The following is the estimated reward map. You can see that the reward for the wall area is down. On the other hand, even in a large area, the reward seems to be higher in the area far from the wall.

Finally, there is a diagram of future rewards output by the VI module. You can see that the reward near the goal is high. When choosing a route, you can reach the goal by going to the higher reward.

Next is test case 2. It doesn't change much, so I'll explain it briefly. This is a course that needs to be detoured a little larger, but it seems that the route can be recognized properly.

It seems that you can recognize both the reward map and the future reward map properly.

Summary

I wanted to do a little more quantitative experiment, but I've run out of time, so I'm done with this for the time being. As for the impression, it is a word that VIN is really amazing. Even though it is the first map I see, the route can be estimated properly! I can't say how big the problem can be scaled at this point, but I found it to be a very interesting technique. Also, I'm glad that it went well with one shot.

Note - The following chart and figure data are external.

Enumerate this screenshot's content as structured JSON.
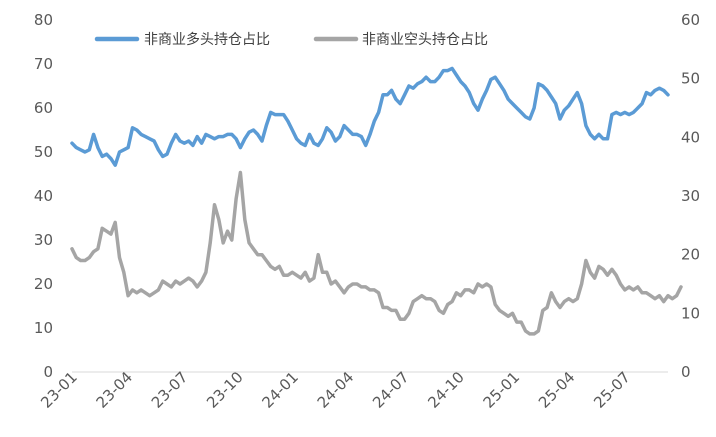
{
  "chart_data": {
    "type": "line",
    "title": "",
    "xlabel": "",
    "ylabel": "",
    "y2label": "",
    "ylim": [
      0,
      80
    ],
    "y2lim": [
      0,
      60
    ],
    "yticks": [
      "0",
      "10",
      "20",
      "30",
      "40",
      "50",
      "60",
      "70",
      "80"
    ],
    "y2ticks": [
      "0",
      "10",
      "20",
      "30",
      "40",
      "50",
      "60"
    ],
    "xticks": [
      "23-01",
      "23-04",
      "23-07",
      "23-10",
      "24-01",
      "24-04",
      "24-07",
      "24-10",
      "25-01",
      "25-04",
      "25-07"
    ],
    "grid": false,
    "legend": "top-left",
    "series": [
      {
        "name": "非商业多头持仓占比",
        "axis": "left",
        "color": "#5B9BD5",
        "values": [
          52,
          51,
          50.5,
          50,
          50.5,
          54,
          51,
          49,
          49.5,
          48.5,
          47,
          50,
          50.5,
          51,
          55.5,
          55,
          54,
          53.5,
          53,
          52.5,
          50.5,
          49,
          49.5,
          52,
          54,
          52.5,
          52,
          52.5,
          51.5,
          53.5,
          52,
          54,
          53.5,
          53,
          53.5,
          53.5,
          54,
          54,
          53,
          51,
          53,
          54.5,
          55,
          54,
          52.5,
          56,
          59,
          58.5,
          58.5,
          58.5,
          57,
          55,
          53,
          52,
          51.5,
          54,
          52,
          51.5,
          53,
          55.5,
          54.5,
          52.5,
          53.5,
          56,
          55,
          54,
          54,
          53.5,
          51.5,
          54,
          57,
          59,
          63,
          63,
          64,
          62,
          61,
          63,
          65,
          64.5,
          65.5,
          66,
          67,
          66,
          66,
          67,
          68.5,
          68.5,
          69,
          67.5,
          66,
          65,
          63.5,
          61,
          59.5,
          62,
          64,
          66.5,
          67,
          65.5,
          64,
          62,
          61,
          60,
          59,
          58,
          57.5,
          60,
          65.5,
          65,
          64,
          62.5,
          61,
          57.5,
          59.5,
          60.5,
          62,
          63.5,
          61,
          56,
          54,
          53,
          54,
          53,
          53,
          58.5,
          59,
          58.5,
          59,
          58.5,
          59,
          60,
          61,
          63.5,
          63,
          64,
          64.5,
          64,
          63
        ]
      },
      {
        "name": "非商业空头持仓占比",
        "axis": "right",
        "color": "#A5A5A5",
        "values": [
          21,
          19.5,
          19,
          19,
          19.5,
          20.5,
          21,
          24.5,
          24,
          23.5,
          25.5,
          19.5,
          17,
          13,
          14,
          13.5,
          14,
          13.5,
          13,
          13.5,
          14,
          15.5,
          15,
          14.5,
          15.5,
          15,
          15.5,
          16,
          15.5,
          14.5,
          15.5,
          17,
          22,
          28.5,
          26,
          22,
          24,
          22.5,
          29.5,
          34,
          26,
          22,
          21,
          20,
          20,
          19,
          18,
          17.5,
          18,
          16.5,
          16.5,
          17,
          16.5,
          16,
          17,
          15.5,
          16,
          20,
          17,
          17,
          15,
          15.5,
          14.5,
          13.5,
          14.5,
          15,
          15,
          14.5,
          14.5,
          14,
          14,
          13.5,
          11,
          11,
          10.5,
          10.5,
          9,
          9,
          10,
          12,
          12.5,
          13,
          12.5,
          12.5,
          12,
          10.5,
          10,
          11.5,
          12,
          13.5,
          13,
          14,
          14,
          13.5,
          15,
          14.5,
          15,
          14.5,
          11.5,
          10.5,
          10,
          9.5,
          10,
          8.5,
          8.5,
          7,
          6.5,
          6.5,
          7,
          10.5,
          11,
          13.5,
          12,
          11,
          12,
          12.5,
          12,
          12.5,
          15,
          19,
          17,
          16,
          18,
          17.5,
          16.5,
          17.5,
          16.5,
          15,
          14,
          14.5,
          14,
          14.5,
          13.5,
          13.5,
          13,
          12.5,
          13,
          12,
          13,
          12.5,
          13,
          14.5
        ]
      }
    ]
  }
}
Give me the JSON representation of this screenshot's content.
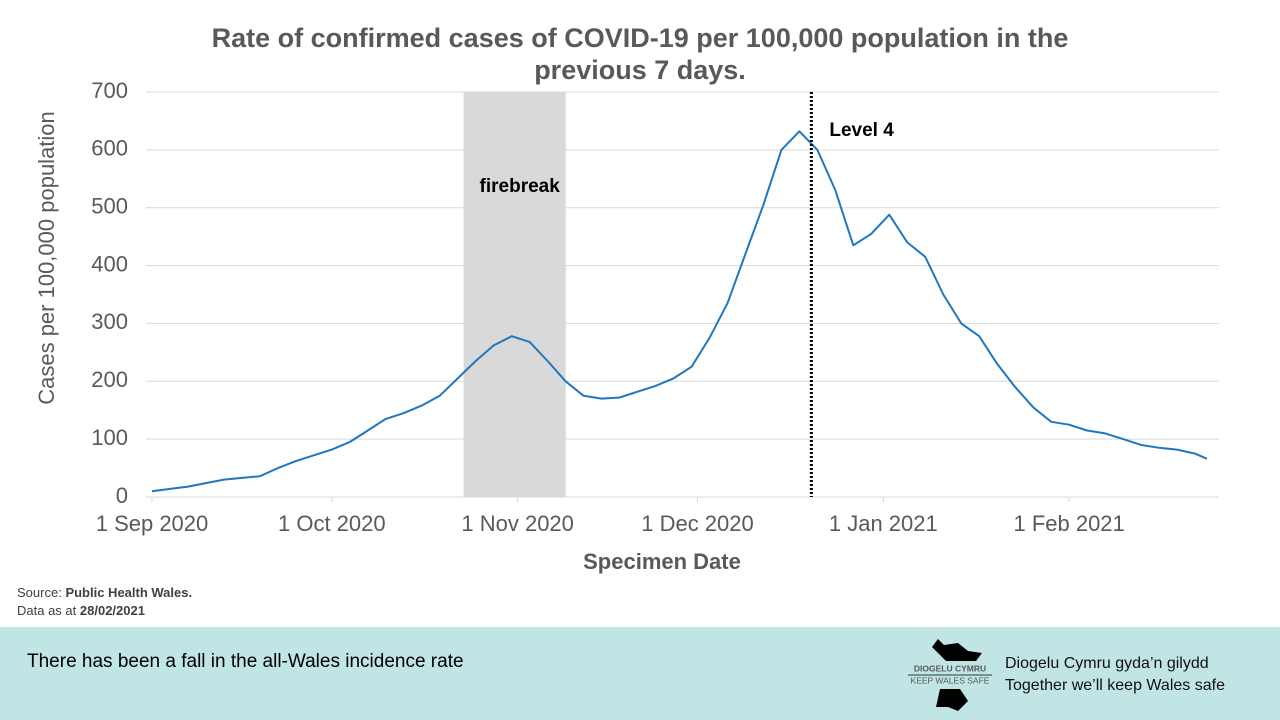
{
  "chart_data": {
    "type": "line",
    "title": "Rate of confirmed cases of COVID-19 per 100,000 population in the previous 7 days.",
    "x_label": "Specimen Date",
    "y_label": "Cases per 100,000 population",
    "color": "#1f77bf",
    "x": [
      "2020-09-01",
      "2020-09-04",
      "2020-09-07",
      "2020-09-10",
      "2020-09-13",
      "2020-09-16",
      "2020-09-19",
      "2020-09-22",
      "2020-09-25",
      "2020-09-28",
      "2020-10-01",
      "2020-10-04",
      "2020-10-07",
      "2020-10-10",
      "2020-10-13",
      "2020-10-16",
      "2020-10-19",
      "2020-10-22",
      "2020-10-25",
      "2020-10-28",
      "2020-10-31",
      "2020-11-03",
      "2020-11-06",
      "2020-11-09",
      "2020-11-12",
      "2020-11-15",
      "2020-11-18",
      "2020-11-21",
      "2020-11-24",
      "2020-11-27",
      "2020-11-30",
      "2020-12-03",
      "2020-12-06",
      "2020-12-09",
      "2020-12-12",
      "2020-12-15",
      "2020-12-18",
      "2020-12-21",
      "2020-12-24",
      "2020-12-27",
      "2020-12-30",
      "2021-01-02",
      "2021-01-05",
      "2021-01-08",
      "2021-01-11",
      "2021-01-14",
      "2021-01-17",
      "2021-01-20",
      "2021-01-23",
      "2021-01-26",
      "2021-01-29",
      "2021-02-01",
      "2021-02-04",
      "2021-02-07",
      "2021-02-10",
      "2021-02-13",
      "2021-02-16",
      "2021-02-19",
      "2021-02-22",
      "2021-02-24"
    ],
    "values": [
      10,
      14,
      18,
      24,
      30,
      33,
      36,
      50,
      62,
      72,
      82,
      95,
      115,
      135,
      145,
      158,
      175,
      205,
      235,
      262,
      278,
      268,
      235,
      200,
      175,
      170,
      172,
      182,
      192,
      205,
      225,
      275,
      335,
      420,
      505,
      600,
      632,
      600,
      530,
      435,
      455,
      488,
      440,
      415,
      350,
      300,
      278,
      230,
      190,
      155,
      130,
      125,
      115,
      110,
      100,
      90,
      85,
      82,
      75,
      66
    ],
    "xlim": [
      "2020-08-31",
      "2021-02-26"
    ],
    "xticks": [
      {
        "value": "2020-09-01",
        "label": "1 Sep 2020"
      },
      {
        "value": "2020-10-01",
        "label": "1 Oct 2020"
      },
      {
        "value": "2020-11-01",
        "label": "1 Nov 2020"
      },
      {
        "value": "2020-12-01",
        "label": "1 Dec 2020"
      },
      {
        "value": "2021-01-01",
        "label": "1 Jan 2021"
      },
      {
        "value": "2021-02-01",
        "label": "1 Feb 2021"
      }
    ],
    "ylim": [
      0,
      700
    ],
    "yticks": [
      0,
      100,
      200,
      300,
      400,
      500,
      600,
      700
    ],
    "grid": true,
    "shaded_periods": [
      {
        "label": "firebreak",
        "start": "2020-10-23",
        "end": "2020-11-09",
        "color": "#d9d9d9"
      }
    ],
    "vlines": [
      {
        "label": "Level 4",
        "x": "2020-12-20"
      }
    ]
  },
  "source": {
    "label": "Source:",
    "value": "Public Health Wales."
  },
  "data_date": {
    "label": "Data as at",
    "value": "28/02/2021"
  },
  "footer": {
    "text": "There has been a fall in the all-Wales incidence rate",
    "logo_top": "DIOGELU CYMRU",
    "logo_bottom": "KEEP WALES SAFE",
    "tagline_welsh": "Diogelu Cymru gyda’n gilydd",
    "tagline_english": "Together we’ll keep Wales safe"
  }
}
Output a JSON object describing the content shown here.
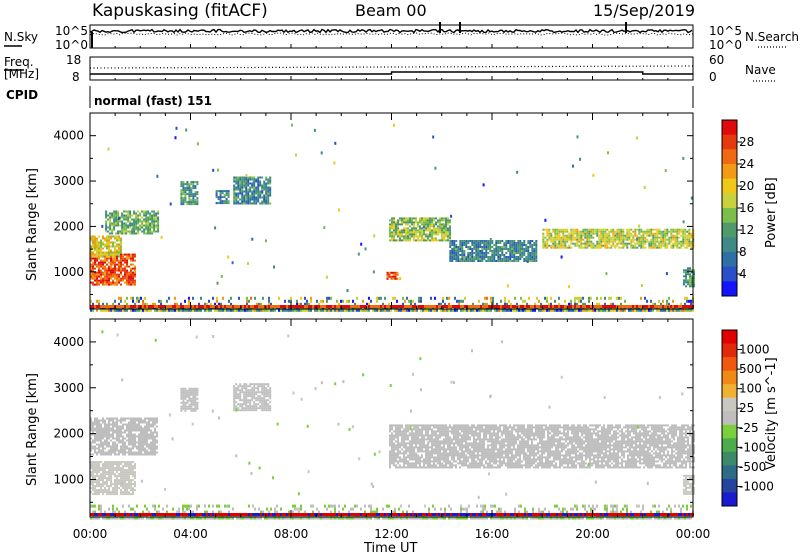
{
  "header": {
    "station": "Kapuskasing (fitACF)",
    "beam": "Beam 00",
    "date": "15/Sep/2019"
  },
  "strips": {
    "nsky_label": "N.Sky",
    "nsearch_label": "N.Search",
    "freq_label_1": "Freq.",
    "freq_label_2": "[MHz]",
    "nave_label": "Nave",
    "cpid_label": "CPID",
    "cpid_value": "normal (fast) 151",
    "noise_ticks_left": [
      "10^5",
      "10^0"
    ],
    "noise_ticks_right": [
      "10^5",
      "10^0"
    ],
    "freq_ticks_left": [
      "18",
      "8"
    ],
    "freq_ticks_right": [
      "60",
      "0"
    ]
  },
  "axes": {
    "ylabel": "Slant Range [km]",
    "xlabel": "Time UT",
    "yticks": [
      "4000",
      "3000",
      "2000",
      "1000"
    ],
    "xticks": [
      "00:00",
      "04:00",
      "08:00",
      "12:00",
      "16:00",
      "20:00",
      "00:00"
    ]
  },
  "colorbars": {
    "power": {
      "label": "Power [dB]",
      "ticks": [
        "28",
        "24",
        "20",
        "16",
        "12",
        "8",
        "4"
      ],
      "colors": [
        "#1414ff",
        "#2a4fc8",
        "#2e6fa6",
        "#3f8a86",
        "#4f9a6a",
        "#7bbf4a",
        "#c8d23c",
        "#f0c818",
        "#f29a14",
        "#f06a12",
        "#e8380e",
        "#e00a0a"
      ]
    },
    "velocity": {
      "label": "Velocity [m s^-1]",
      "ticks": [
        "1000",
        "500",
        "100",
        "25",
        "-25",
        "-100",
        "-500",
        "-1000"
      ],
      "colors": [
        "#1a1ad0",
        "#24449e",
        "#2d6b86",
        "#3c8a6a",
        "#4cab4a",
        "#7ccf3c",
        "#bebebe",
        "#c8c8c0",
        "#f0b030",
        "#f08a14",
        "#f0580e",
        "#e02a0a",
        "#e00000"
      ]
    }
  },
  "chart_data": [
    {
      "type": "heatmap",
      "title": "",
      "xlabel": "Time UT",
      "ylabel": "Slant Range [km]",
      "xlim": [
        "00:00",
        "24:00"
      ],
      "ylim": [
        180,
        4500
      ],
      "colorbar": {
        "label": "Power [dB]",
        "range": [
          0,
          30
        ]
      },
      "regions": [
        {
          "t0": 0.0,
          "t1": 1.8,
          "r0": 700,
          "r1": 1400,
          "power": 26
        },
        {
          "t0": 0.0,
          "t1": 1.2,
          "r0": 1350,
          "r1": 1800,
          "power": 18
        },
        {
          "t0": 0.6,
          "t1": 2.7,
          "r0": 1850,
          "r1": 2350,
          "power": 12
        },
        {
          "t0": 3.6,
          "t1": 4.3,
          "r0": 2500,
          "r1": 3000,
          "power": 10
        },
        {
          "t0": 5.0,
          "t1": 5.5,
          "r0": 2500,
          "r1": 2800,
          "power": 8
        },
        {
          "t0": 5.7,
          "t1": 7.2,
          "r0": 2500,
          "r1": 3100,
          "power": 8
        },
        {
          "t0": 11.9,
          "t1": 14.3,
          "r0": 1700,
          "r1": 2200,
          "power": 14
        },
        {
          "t0": 14.3,
          "t1": 17.8,
          "r0": 1250,
          "r1": 1700,
          "power": 8
        },
        {
          "t0": 18.0,
          "t1": 24.0,
          "r0": 1550,
          "r1": 1950,
          "power": 16
        },
        {
          "t0": 11.8,
          "t1": 12.2,
          "r0": 850,
          "r1": 1000,
          "power": 26
        },
        {
          "t0": 23.6,
          "t1": 24.0,
          "r0": 700,
          "r1": 1100,
          "power": 10
        },
        {
          "t0": 0.0,
          "t1": 24.0,
          "r0": 180,
          "r1": 450,
          "power": 10
        }
      ]
    },
    {
      "type": "heatmap",
      "title": "",
      "xlabel": "Time UT",
      "ylabel": "Slant Range [km]",
      "xlim": [
        "00:00",
        "24:00"
      ],
      "ylim": [
        180,
        4500
      ],
      "colorbar": {
        "label": "Velocity [m s^-1]",
        "range": [
          -1000,
          1000
        ]
      },
      "regions": [
        {
          "t0": 0.0,
          "t1": 1.8,
          "r0": 700,
          "r1": 1400,
          "velocity": -150
        },
        {
          "t0": 0.0,
          "t1": 2.7,
          "r0": 1550,
          "r1": 2350,
          "velocity": 0
        },
        {
          "t0": 3.6,
          "t1": 4.3,
          "r0": 2500,
          "r1": 3000,
          "velocity": 0
        },
        {
          "t0": 5.7,
          "t1": 7.2,
          "r0": 2500,
          "r1": 3100,
          "velocity": 0
        },
        {
          "t0": 11.9,
          "t1": 24.0,
          "r0": 1250,
          "r1": 2200,
          "velocity": 0
        },
        {
          "t0": 23.6,
          "t1": 24.0,
          "r0": 700,
          "r1": 1100,
          "velocity": -150
        },
        {
          "t0": 0.0,
          "t1": 24.0,
          "r0": 180,
          "r1": 450,
          "velocity": 80
        }
      ]
    }
  ]
}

Chainer is still easy to use! However, in order to deal with special cases, I would like you to expand the Fancy Index a little more or automatically differentiate it.

By the way, the remaining questions are the following two points.

Although the training data is only the shortest path, we were able to learn rewards for unlearned areas such as walls.
Because it was adjusted to the value iteration, it was possible to learn even though VIM did not include a non-linear activation function. I feel that these are indispensable conditions for normal deep learning, but for some reason it was very strange that it worked.

By the way, it seems that the version that the author implements based on Theano is also up on github.